Many of the responses to police incidents across the country, and the potential policing reforms proposed by the Presidential Task Force on 21st Century Policing, have failed to place law enforcement in a local government context, said Shannon Portillo, associate professor in the KU School of Public Affairs & Administration.
"Although citizens interact with police both voluntarily — through calls for service — and involuntarily — such as detainment as part of a traffic or investigatory stop— the larger point is that police departments have much to lose if citizens are dissatisfied," Portillo said.
In the study, Portillo and co-author Danielle Rudes, associate professor of criminology, law and society at George Mason University, said police departments should consider working more closely with local communities and use stop-and-frisk tactics only as a last resort instead of a routine option.
In the recent article "Construction of Justice at the Street Level," published in the Annual Review of Law and Social Science, Portillo and Rudes examined the role police officers play in community as "street-level bureaucrats," or the idea that officers possess autonomy to make decisions without complete oversight as they operate in the street with limited direct supervision.
Researchers have long considered street-level bureaucrats as those who, based on the nature of their jobs and interactions with the public, have the discretion to decide how citizens interact with the state because they operate as the state agent in the interaction.
Police officers make decisions to determine if a citizen is acting unlawfully. For example, officers use their judgment to decide whom to pull over and how to structure that interaction, she said.

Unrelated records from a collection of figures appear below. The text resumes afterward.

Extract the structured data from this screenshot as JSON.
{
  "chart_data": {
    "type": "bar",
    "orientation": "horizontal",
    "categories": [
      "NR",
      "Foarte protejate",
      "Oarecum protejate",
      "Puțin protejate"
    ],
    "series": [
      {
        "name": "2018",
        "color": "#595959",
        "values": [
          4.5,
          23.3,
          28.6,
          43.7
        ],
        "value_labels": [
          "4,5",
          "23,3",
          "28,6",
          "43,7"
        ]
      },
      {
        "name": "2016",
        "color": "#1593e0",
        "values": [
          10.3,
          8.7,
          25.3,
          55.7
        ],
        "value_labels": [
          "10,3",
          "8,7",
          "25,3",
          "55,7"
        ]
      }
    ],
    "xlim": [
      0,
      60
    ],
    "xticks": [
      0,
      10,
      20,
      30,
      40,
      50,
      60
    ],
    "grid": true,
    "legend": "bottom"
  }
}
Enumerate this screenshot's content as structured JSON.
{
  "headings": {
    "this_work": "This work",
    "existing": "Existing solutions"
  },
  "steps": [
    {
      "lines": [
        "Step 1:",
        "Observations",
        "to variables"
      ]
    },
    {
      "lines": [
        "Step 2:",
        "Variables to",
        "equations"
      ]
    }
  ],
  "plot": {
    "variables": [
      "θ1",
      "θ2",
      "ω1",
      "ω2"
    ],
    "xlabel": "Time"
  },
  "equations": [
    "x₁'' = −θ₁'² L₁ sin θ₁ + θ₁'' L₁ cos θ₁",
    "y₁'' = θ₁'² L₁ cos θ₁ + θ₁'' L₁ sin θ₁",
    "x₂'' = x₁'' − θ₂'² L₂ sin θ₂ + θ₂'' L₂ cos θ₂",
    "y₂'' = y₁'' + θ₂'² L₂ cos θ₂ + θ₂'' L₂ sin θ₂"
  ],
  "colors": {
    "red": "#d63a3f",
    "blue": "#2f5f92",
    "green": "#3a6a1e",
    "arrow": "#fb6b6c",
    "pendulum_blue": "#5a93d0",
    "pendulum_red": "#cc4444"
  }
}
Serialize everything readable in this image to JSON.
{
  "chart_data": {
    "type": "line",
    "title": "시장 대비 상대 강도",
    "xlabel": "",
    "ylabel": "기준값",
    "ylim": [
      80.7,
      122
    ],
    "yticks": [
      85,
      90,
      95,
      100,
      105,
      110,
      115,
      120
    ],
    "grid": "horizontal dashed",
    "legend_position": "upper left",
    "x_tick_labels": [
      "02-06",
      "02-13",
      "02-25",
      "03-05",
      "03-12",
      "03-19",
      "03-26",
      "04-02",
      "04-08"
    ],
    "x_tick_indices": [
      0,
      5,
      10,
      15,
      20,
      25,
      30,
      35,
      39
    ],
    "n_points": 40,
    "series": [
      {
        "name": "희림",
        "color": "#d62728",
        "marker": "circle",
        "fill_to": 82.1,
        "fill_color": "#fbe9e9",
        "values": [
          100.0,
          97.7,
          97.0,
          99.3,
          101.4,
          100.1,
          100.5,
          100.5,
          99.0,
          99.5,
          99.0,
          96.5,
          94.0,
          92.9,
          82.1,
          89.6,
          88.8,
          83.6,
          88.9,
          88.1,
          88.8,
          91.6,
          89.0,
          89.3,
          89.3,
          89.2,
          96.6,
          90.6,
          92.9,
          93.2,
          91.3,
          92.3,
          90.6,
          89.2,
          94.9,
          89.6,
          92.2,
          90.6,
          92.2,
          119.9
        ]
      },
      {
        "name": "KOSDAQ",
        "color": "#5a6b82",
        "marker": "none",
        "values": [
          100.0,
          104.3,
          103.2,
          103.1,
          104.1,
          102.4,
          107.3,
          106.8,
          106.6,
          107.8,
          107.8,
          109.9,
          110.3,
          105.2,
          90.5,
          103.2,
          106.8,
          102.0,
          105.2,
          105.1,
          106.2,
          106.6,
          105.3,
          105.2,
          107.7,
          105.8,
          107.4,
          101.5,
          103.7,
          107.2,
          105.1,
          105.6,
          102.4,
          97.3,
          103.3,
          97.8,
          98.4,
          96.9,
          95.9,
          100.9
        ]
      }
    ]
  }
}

"As currently applied in New York City and other places, stop-and-frisk policies may well cause police to lose their legitimacy," Portillo said. "This represents a crucial challenge for police in their relationships with communities and citizens, and reactions to the policies are intimately linked to the ability of the police to investigate, solve and deter crime."
She said policies like stop-and-frisk or investigatory police stops that are often characterized as racial profiling do not mean individual police officers are racist.
"Street-level bureaucrats often mirror and propagate societal views, including the prevailing orientations toward racial and ethnic minorities and the poor, existing in the broader sociopolitical landscape," Portillo said.
Addressing those deeper issues is crucial, she said.
"As we consider police reform, we should not focus exclusively on police accountability, but also look broadly at how local governments oversee police and promote community initiatives for health, poverty reduction, education and safety," Portillo said. "Police should not see their central focus as punitive, but rather as promoting public safety and the public good. They should be part of local government efforts to improve communities."